Every three years, the Copyright Office reviews the rules for unlocking and jailbreaking your phone as part of the review of rules that the DMCA mandates.
This time they determined that there were enough unlocked phones for sale, and therefore unlocking your own without the permission of your carrier would be illegal.
Proponents of unlocking argued that “some devices sold by carriers are permanently locked and because unlocking policies contain restrictions and may not apply to all of a carrier's devices."
The Copyright Office wasn’t buying: "with respect to newly purchased phones, proponents had not satisfied their burden of showing adverse effects related to a technological protection measure."

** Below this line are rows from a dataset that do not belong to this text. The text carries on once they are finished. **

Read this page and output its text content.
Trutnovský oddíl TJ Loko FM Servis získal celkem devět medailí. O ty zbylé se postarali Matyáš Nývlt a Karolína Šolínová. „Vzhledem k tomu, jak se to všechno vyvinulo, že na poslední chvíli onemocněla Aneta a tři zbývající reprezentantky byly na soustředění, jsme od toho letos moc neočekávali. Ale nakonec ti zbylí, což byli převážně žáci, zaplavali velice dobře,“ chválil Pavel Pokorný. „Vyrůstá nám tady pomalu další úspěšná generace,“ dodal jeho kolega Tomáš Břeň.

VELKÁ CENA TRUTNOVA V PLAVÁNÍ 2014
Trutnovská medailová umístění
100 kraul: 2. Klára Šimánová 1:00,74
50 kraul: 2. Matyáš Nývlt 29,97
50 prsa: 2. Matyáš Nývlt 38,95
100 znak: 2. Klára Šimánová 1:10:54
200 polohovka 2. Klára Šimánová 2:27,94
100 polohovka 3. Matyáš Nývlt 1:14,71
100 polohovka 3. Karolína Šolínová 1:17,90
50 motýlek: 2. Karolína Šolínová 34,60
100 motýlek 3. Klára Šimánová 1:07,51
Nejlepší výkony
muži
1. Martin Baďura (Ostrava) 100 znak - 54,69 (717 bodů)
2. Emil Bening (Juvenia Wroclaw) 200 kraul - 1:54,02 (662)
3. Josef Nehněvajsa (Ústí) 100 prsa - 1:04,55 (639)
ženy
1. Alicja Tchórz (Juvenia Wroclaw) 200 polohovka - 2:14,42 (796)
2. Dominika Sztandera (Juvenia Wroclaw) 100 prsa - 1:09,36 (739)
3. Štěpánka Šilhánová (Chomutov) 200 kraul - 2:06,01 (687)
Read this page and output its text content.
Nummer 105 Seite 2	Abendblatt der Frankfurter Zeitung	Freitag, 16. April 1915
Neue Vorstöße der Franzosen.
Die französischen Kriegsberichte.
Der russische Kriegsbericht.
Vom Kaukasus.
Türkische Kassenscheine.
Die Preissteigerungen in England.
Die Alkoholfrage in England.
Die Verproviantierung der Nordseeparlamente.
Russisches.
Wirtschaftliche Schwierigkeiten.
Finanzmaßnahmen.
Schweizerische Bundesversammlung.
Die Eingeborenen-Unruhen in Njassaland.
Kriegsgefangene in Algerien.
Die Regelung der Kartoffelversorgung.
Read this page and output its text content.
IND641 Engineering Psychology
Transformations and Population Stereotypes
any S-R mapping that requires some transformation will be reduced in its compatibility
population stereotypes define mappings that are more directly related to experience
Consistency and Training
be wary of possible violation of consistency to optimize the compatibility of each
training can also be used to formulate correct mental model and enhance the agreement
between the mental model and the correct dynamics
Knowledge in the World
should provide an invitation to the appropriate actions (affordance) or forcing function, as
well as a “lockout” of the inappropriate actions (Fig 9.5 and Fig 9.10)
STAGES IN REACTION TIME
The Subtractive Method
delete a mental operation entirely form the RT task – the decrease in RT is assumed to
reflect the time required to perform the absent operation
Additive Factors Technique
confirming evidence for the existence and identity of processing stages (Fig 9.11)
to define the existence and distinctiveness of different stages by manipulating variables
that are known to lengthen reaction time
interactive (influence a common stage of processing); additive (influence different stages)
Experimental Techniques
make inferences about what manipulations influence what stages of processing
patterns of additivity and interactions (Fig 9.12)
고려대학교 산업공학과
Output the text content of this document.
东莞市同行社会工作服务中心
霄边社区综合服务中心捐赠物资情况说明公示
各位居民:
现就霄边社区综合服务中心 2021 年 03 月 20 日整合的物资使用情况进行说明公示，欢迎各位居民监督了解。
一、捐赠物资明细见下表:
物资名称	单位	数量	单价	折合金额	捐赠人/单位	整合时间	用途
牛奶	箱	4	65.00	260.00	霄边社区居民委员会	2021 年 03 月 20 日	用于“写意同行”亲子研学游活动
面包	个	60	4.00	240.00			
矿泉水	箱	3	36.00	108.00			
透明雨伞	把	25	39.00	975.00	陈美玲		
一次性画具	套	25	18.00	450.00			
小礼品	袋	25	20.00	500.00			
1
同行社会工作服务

They did (on Oct. 28th of 20120) give consumers a 90 day period to unlock their phones without permission. They upheld the ruling that jailbreaking (running unauthorized apps) would still be legal, although it could certainly void your warranty (iPhone is the main phone affected by jailbreaking).
The jailbreaking rule was not extended for tablets because the proposed definition for a tablet was too broad.
You can sign a petition to ask the Copyright Office to reverse its decision based on the argument that “the resale value will be reduced while they have already been been purchased by the user, will force exorbitant roaming fees and reduce consumer choice.”
The petition has about 7,000 signatures but needs another 93,000 by Feb. 23rd in order to receive a formal White House response.